Abstract
When the otic plate is exchanged between early embryos of Amblystoma punctatum and A. tigrinum, the results agree essentially with similar transplantations of the limb, eye, and nasal placode, but are modified due to the location of the ear in the head. (Harrison, 1 Twitty, 2 , 3 Schwind, 3 Stone, 4 Burr. 5 )
The grafted auditory vesicle develops normally and becomes functional in both species, judging by the equilibratory reactions. The relative size of the normal and transplanted ears was estimated by weighing paper models of the labyrinth. The weights indicate that the tigrinum graft on the punctatum host, though larger than the normal punctatum ear, becomes greatly retarded in its growth, as compared with its own species control, while the punctatum ear on tigrinum, though smaller than the normal tigrinum, exceeds the normal punctatum ear in size.

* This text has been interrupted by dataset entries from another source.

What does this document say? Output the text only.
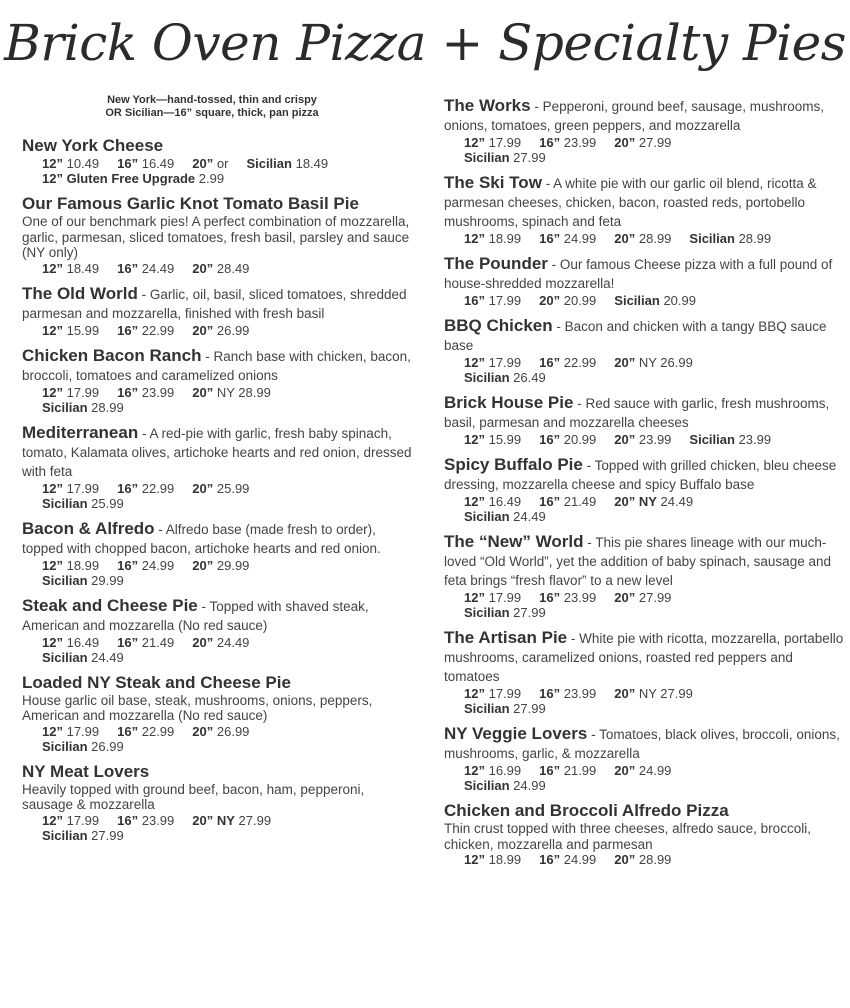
Brick Oven Pizza + Specialty Pies
New York—hand-tossed, thin and crispy
OR Sicilian—16” square, thick, pan pizza
New York Cheese
12” 10.49 16” 16.49 20” or Sicilian 18.49
12” Gluten Free Upgrade 2.99
Our Famous Garlic Knot Tomato Basil Pie
One of our benchmark pies! A perfect combination of mozzarella, garlic, parmesan, sliced tomatoes, fresh basil, parsley and sauce (NY only)
12” 18.49 16” 24.49 20” 28.49
The Old World - Garlic, oil, basil, sliced tomatoes, shredded parmesan and mozzarella, finished with fresh basil
12” 15.99 16” 22.99 20” 26.99
Chicken Bacon Ranch - Ranch base with chicken, bacon, broccoli, tomatoes and caramelized onions
12” 17.99 16” 23.99 20” NY 28.99
Sicilian 28.99
Mediterranean - A red-pie with garlic, fresh baby spinach, tomato, Kalamata olives, artichoke hearts and red onion, dressed with feta
12” 17.99 16” 22.99 20” 25.99
Sicilian 25.99
Bacon & Alfredo - Alfredo base (made fresh to order), topped with chopped bacon, artichoke hearts and red onion.
12” 18.99 16” 24.99 20” 29.99
Sicilian 29.99
Steak and Cheese Pie - Topped with shaved steak, American and mozzarella (No red sauce)
12” 16.49 16” 21.49 20” 24.49
Sicilian 24.49
Loaded NY Steak and Cheese Pie
House garlic oil base, steak, mushrooms, onions, peppers, American and mozzarella (No red sauce)
12” 17.99 16” 22.99 20” 26.99
Sicilian 26.99
NY Meat Lovers
Heavily topped with ground beef, bacon, ham, pepperoni, sausage & mozzarella
12” 17.99 16” 23.99 20” NY 27.99
Sicilian 27.99
The Works - Pepperoni, ground beef, sausage, mushrooms, onions, tomatoes, green peppers, and mozzarella
12” 17.99 16” 23.99 20” 27.99
Sicilian 27.99
The Ski Tow - A white pie with our garlic oil blend, ricotta & parmesan cheeses, chicken, bacon, roasted reds, portobello mushrooms, spinach and feta
12” 18.99 16” 24.99 20” 28.99 Sicilian 28.99
The Pounder - Our famous Cheese pizza with a full pound of house-shredded mozzarella!
16” 17.99 20” 20.99 Sicilian 20.99
BBQ Chicken - Bacon and chicken with a tangy BBQ sauce base
12” 17.99 16” 22.99 20” NY 26.99
Sicilian 26.49
Brick House Pie - Red sauce with garlic, fresh mushrooms, basil, parmesan and mozzarella cheeses
12” 15.99 16” 20.99 20” 23.99 Sicilian 23.99
Spicy Buffalo Pie - Topped with grilled chicken, bleu cheese dressing, mozzarella cheese and spicy Buffalo base
12” 16.49 16” 21.49 20” NY 24.49
Sicilian 24.49
The “New” World - This pie shares lineage with our much-loved “Old World”, yet the addition of baby spinach, sausage and feta brings “fresh flavor” to a new level
12” 17.99 16” 23.99 20” 27.99
Sicilian 27.99
The Artisan Pie - White pie with ricotta, mozzarella, portabello mushrooms, caramelized onions, roasted red peppers and tomatoes
12” 17.99 16” 23.99 20” NY 27.99
Sicilian 27.99
NY Veggie Lovers - Tomatoes, black olives, broccoli, onions, mushrooms, garlic, & mozzarella
12” 16.99 16” 21.99 20” 24.99
Sicilian 24.99
Chicken and Broccoli Alfredo Pizza
Thin crust topped with three cheeses, alfredo sauce, broccoli, chicken, mozzarella and parmesan
12” 18.99 16” 24.99 20” 28.99
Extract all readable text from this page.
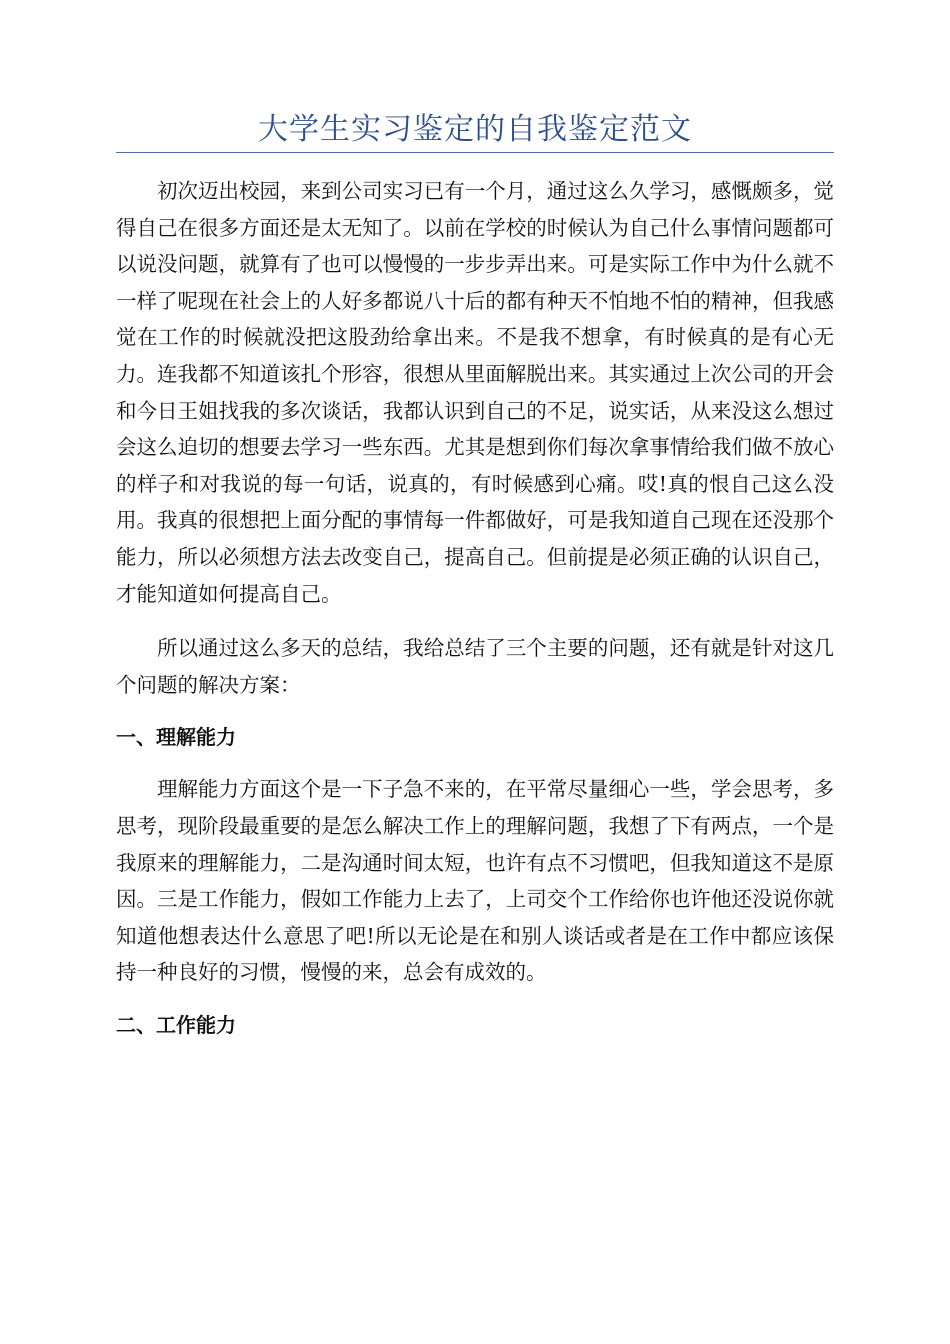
大学生实习鉴定的自我鉴定范文

初次迈出校园，来到公司实习已有一个月，通过这么久学习，感慨颇多，觉得自己在很多方面还是太无知了。以前在学校的时候认为自己什么事情问题都可以说没问题，就算有了也可以慢慢的一步步弄出来。可是实际工作中为什么就不一样了呢现在社会上的人好多都说八十后的都有种天不怕地不怕的精神，但我感觉在工作的时候就没把这股劲给拿出来。不是我不想拿，有时候真的是有心无力。连我都不知道该扎个形容，很想从里面解脱出来。其实通过上次公司的开会和今日王姐找我的多次谈话，我都认识到自己的不足，说实话，从来没这么想过会这么迫切的想要去学习一些东西。尤其是想到你们每次拿事情给我们做不放心的样子和对我说的每一句话，说真的，有时候感到心痛。哎!真的恨自己这么没用。我真的很想把上面分配的事情每一件都做好，可是我知道自己现在还没那个能力，所以必须想方法去改变自己，提高自己。但前提是必须正确的认识自己，才能知道如何提高自己。

所以通过这么多天的总结，我给总结了三个主要的问题，还有就是针对这几个问题的解决方案：

一、理解能力

理解能力方面这个是一下子急不来的，在平常尽量细心一些，学会思考，多思考，现阶段最重要的是怎么解决工作上的理解问题，我想了下有两点，一个是我原来的理解能力，二是沟通时间太短，也许有点不习惯吧，但我知道这不是原因。三是工作能力，假如工作能力上去了，上司交个工作给你也许他还没说你就知道他想表达什么意思了吧!所以无论是在和别人谈话或者是在工作中都应该保持一种良好的习惯，慢慢的来，总会有成效的。

二、工作能力
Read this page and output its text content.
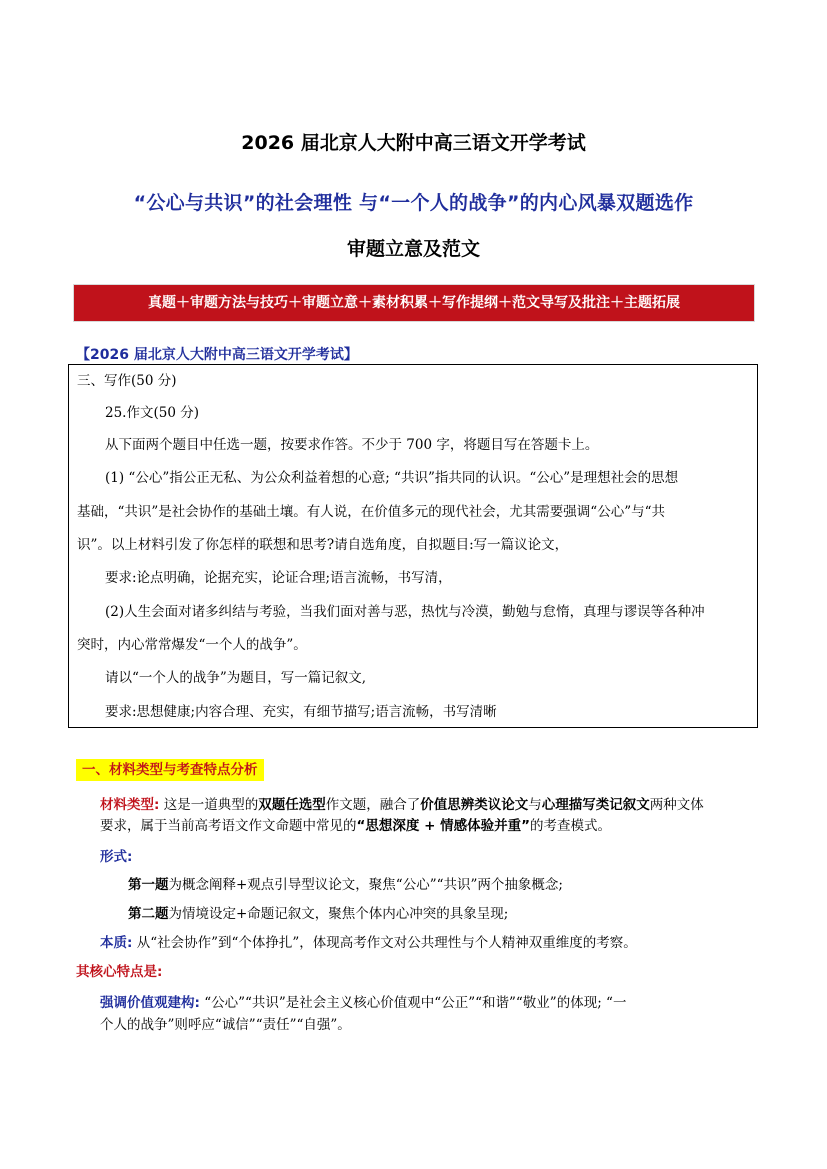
2026 届北京人大附中高三语文开学考试
“公心与共识”的社会理性 与“一个人的战争”的内心风暴双题选作
审题立意及范文
真题＋审题方法与技巧＋审题立意＋素材积累＋写作提纲＋范文导写及批注＋主题拓展
【2026 届北京人大附中高三语文开学考试】
三、写作(50 分)
25.作文(50 分)
从下面两个题目中任选一题，按要求作答。不少于 700 字，将题目写在答题卡上。
(1) “公心”指公正无私、为公众利益着想的心意; “共识”指共同的认识。“公心”是理想社会的思想
基础，“共识”是社会协作的基础土壤。有人说，在价值多元的现代社会，尤其需要强调“公心”与“共
识”。以上材料引发了你怎样的联想和思考?请自选角度，自拟题目:写一篇议论文，
要求:论点明确，论据充实，论证合理;语言流畅，书写清，
(2)人生会面对诸多纠结与考验，当我们面对善与恶，热忱与冷漠，勤勉与怠惰，真理与谬误等各种冲
突时，内心常常爆发“一个人的战争”。
请以“一个人的战争”为题目，写一篇记叙文,
要求:思想健康;内容合理、充实，有细节描写;语言流畅，书写清晰
一、材料类型与考查特点分析
材料类型: 这是一道典型的双题任选型作文题，融合了价值思辨类议论文与心理描写类记叙文两种文体
要求，属于当前高考语文作文命题中常见的“思想深度 + 情感体验并重”的考查模式。
形式:
第一题为概念阐释+观点引导型议论文，聚焦“公心”“共识”两个抽象概念;
第二题为情境设定+命题记叙文，聚焦个体内心冲突的具象呈现;
本质: 从“社会协作”到“个体挣扎”，体现高考作文对公共理性与个人精神双重维度的考察。
其核心特点是:
强调价值观建构: “公心”“共识”是社会主义核心价值观中“公正”“和谐”“敬业”的体现; “一
个人的战争”则呼应“诚信”“责任”“自强”。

The cartilaginous capsule, measured in the same way, shows some response to the presence of the transplant, but the capsule around the tigrinum graft is proportionately smaller than that surrounding the normal tigrinum ear. Conversely, the capsule around the punctatum graft on tigrinum is larger than the normal capsule in the punctatum donor. This may possibly be due to a difference in the amount of cartilage-forming material available in the 2 species. None of the other adjacent cartilages is affected, with the exception of the columella, which shows corresponding deviations in size.
Models of the muscles which originate on the ear capsule demonstrate no growth responses, but their position on the larger or smaller capsules is shifted. In Twitty's study of the eye muscles after heteroplastic transplantation of the eye, hypertrophy or atrophy was marked.